Soviet-born American conductor (born 1947)

Leonid Gavrilovich Grin (Russian: Леонид Гаврилович Грин, IPA: [lʲɪɐˈnʲid ɡrʲin]) (born ) is a Soviet-born American conductor.

==Biography==
Grin was born in Dnepropetrovsk, Ukrainian SSR (today part of Ukraine). From early childhood he studied piano and composition. Later he studied conducting at the Moscow Conservatory with Leo Ginzburg and Kirill Kondrashin. After graduating with honors he was appointed associate conductor of the Moscow Philharmonic Orchestra. Before his emigration he conducted orchestras across the Soviet Union including the Leningrad Philharmonic Orchestra and Moscow Radio Symphony Orchestra.
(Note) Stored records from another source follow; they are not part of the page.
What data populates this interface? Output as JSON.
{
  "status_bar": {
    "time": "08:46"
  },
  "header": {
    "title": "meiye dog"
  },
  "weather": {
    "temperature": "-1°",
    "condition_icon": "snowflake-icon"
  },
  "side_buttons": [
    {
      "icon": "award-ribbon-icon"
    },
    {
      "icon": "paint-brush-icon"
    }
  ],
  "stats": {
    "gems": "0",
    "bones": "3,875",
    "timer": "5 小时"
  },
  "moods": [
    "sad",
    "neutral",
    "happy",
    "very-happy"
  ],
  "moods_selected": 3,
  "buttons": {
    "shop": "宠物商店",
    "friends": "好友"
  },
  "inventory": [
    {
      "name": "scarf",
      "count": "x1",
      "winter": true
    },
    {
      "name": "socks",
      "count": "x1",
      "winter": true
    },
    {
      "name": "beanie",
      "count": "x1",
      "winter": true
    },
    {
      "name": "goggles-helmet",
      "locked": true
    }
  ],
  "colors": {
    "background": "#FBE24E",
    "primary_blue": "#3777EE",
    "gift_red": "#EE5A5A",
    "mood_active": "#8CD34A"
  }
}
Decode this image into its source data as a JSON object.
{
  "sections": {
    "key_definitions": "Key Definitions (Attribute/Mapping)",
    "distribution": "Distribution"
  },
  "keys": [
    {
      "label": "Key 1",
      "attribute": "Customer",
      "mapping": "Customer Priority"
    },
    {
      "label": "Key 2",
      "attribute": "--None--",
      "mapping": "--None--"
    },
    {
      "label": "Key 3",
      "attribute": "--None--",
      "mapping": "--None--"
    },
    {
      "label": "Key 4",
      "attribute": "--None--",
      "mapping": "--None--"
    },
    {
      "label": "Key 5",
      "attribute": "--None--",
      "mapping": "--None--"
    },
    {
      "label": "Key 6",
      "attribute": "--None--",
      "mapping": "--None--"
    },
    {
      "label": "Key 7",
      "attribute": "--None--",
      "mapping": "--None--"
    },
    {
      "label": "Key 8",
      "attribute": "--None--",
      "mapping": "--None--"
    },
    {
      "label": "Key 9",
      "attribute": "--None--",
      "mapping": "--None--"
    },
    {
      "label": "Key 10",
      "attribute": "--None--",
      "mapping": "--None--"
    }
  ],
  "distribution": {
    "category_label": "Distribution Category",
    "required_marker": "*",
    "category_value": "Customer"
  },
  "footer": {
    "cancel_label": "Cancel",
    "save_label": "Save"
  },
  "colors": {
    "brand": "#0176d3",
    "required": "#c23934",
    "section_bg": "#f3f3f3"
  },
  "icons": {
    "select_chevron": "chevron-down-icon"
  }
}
In 1981 Grin immigrated with his family to the United States. Soon after Leonard Bernstein became his mentor and selected him to be one of the first conducting fellows of the Los Angeles Philharmonic Orchestra. During this period Grin conducted and recorded with various orchestras in North America and Western Europe.

Grin has been music director of the Tampere Philharmonic Orchestra, San Jose Symphony Orchestra, (Saarländisches Staatstheater) and the National Symphony Orchestra of Chile.

Among the soloists that Grin has collaborated with are Yo-Yo Ma, Itzhak Perlman, Barbara Hendricks, Misha Maisky, Yefim Bronfman, Evgeny Kissin, Frederica von Stade, and Isaac Stern.

As a teacher Grin served as Professor of Symphony and Opera Conducting at the faculty of the University of Houston School of Music, the Gstaad Menuhin Festival, and the Järvi Academy. His most notable student is Paavo Järvi.